Electric Autonomy finds out what makes the Jeff Dahn Research Group so appealing to Tesla in their goal to build to world's best batteries
electricautonomy.ca
The first questions is whether or not this “Silicon carbide,” is the silicon process described on battery day,
Battery day:-
- Raw Metallurgical Silicon
- Stabilise surface - though elastic ion-conduction polymer coating
- Robust network - Highly elastic binder + electrode design,
en.wikipedia.org
Silicon carbide is expensive but it does seem possible that Tesla could make their own Silicon Carbide which they may needed to do for volume battery manufacture.
However, it doesn't seem that Silicon Carbide is is the silicon process described on battery day.

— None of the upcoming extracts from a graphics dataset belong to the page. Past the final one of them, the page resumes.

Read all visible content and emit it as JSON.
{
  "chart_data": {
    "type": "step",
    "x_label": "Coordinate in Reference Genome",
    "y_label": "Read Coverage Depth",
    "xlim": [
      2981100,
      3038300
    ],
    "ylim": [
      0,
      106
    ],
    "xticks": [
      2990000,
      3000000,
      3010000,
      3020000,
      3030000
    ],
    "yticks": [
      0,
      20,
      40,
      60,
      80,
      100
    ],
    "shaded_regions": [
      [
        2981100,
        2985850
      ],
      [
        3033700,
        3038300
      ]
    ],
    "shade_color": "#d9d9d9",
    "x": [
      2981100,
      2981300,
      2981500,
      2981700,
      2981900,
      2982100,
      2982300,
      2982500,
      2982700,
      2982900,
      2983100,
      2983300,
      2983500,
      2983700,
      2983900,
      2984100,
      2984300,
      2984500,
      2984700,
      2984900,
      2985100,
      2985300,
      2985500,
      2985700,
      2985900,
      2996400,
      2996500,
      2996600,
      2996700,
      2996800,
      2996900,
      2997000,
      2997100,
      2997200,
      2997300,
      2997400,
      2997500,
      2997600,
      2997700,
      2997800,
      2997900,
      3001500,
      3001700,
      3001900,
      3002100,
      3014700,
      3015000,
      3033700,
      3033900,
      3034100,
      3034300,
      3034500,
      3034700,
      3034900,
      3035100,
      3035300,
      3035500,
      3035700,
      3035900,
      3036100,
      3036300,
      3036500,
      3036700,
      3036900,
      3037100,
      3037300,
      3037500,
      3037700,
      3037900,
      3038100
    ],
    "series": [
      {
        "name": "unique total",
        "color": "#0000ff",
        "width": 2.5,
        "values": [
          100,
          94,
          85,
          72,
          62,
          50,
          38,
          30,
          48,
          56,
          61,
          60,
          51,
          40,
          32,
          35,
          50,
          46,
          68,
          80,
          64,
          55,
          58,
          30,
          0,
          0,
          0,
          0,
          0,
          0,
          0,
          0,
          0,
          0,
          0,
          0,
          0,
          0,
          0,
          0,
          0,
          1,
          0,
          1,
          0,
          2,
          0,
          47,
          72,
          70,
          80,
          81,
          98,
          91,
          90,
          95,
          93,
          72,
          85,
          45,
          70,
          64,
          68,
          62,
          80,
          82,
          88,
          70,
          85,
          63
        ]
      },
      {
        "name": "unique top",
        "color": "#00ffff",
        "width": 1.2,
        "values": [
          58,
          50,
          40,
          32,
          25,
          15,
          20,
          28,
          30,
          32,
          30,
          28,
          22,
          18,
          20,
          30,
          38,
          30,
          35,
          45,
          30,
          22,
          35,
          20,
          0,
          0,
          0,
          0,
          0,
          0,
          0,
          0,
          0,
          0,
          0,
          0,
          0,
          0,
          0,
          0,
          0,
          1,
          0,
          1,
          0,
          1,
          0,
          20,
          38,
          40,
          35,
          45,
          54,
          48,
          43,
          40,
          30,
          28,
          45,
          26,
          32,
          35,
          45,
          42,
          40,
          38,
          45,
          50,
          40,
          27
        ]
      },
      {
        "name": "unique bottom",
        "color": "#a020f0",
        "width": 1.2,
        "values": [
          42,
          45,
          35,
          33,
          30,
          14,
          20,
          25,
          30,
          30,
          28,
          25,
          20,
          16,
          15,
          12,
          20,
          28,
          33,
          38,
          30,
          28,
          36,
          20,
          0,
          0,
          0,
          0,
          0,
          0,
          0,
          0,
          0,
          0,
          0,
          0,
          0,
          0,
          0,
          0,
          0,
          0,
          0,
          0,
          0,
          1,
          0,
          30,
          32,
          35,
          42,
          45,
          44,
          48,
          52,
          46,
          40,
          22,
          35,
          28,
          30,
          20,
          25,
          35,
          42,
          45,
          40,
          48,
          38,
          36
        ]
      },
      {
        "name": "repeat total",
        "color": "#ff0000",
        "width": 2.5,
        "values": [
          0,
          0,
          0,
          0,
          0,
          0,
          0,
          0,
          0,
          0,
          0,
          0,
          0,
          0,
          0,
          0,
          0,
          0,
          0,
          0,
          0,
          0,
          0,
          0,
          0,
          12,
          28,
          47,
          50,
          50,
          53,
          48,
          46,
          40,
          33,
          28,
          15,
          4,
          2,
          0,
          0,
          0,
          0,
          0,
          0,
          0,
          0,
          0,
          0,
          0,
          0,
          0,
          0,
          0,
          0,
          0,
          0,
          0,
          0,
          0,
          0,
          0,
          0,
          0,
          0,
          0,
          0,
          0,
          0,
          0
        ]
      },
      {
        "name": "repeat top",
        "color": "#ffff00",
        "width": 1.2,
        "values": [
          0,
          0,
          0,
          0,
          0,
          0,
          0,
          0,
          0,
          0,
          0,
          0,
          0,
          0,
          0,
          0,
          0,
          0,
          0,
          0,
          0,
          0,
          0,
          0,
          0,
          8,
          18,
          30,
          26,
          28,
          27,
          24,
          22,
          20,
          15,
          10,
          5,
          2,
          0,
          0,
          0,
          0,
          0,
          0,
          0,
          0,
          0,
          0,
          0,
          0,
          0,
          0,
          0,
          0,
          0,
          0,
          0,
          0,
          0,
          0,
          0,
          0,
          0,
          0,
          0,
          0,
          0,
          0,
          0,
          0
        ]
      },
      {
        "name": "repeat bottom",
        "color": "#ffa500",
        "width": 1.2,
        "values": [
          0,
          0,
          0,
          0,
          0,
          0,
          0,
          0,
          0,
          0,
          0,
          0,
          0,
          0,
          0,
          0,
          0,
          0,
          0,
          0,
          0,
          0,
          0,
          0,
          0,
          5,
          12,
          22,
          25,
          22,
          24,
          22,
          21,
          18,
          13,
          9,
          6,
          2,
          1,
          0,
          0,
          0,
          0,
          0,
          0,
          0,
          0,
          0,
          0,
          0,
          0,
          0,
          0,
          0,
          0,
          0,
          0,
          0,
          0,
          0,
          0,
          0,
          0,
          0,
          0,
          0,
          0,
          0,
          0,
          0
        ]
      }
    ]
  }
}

Drew has also said that all the benefits of battery day might not be realised until 2026, but hunch would be that silicon will be one of the last benefits.
There are implications for the Roadster because perhaps neither silicon path will be fast enough for Roadster deliveries to start in 2024/2025.
However, one form of producing Silicon Carbide seems arguably better than the battery day silicon process.
I assume that Tesla can control this process to grow single crystals of the desired size.
This version does mention polymers, so could perhaps be the battery day process
Still this is making the SiC itself into a polymer not adding a polymer coating, unless this polymer is used to coat silicon. (then converted to Silicon Carbide).
What his all means for the Roadster timeline is hard to guess, I am now not sure if silicon anodes are a mandatory requirement.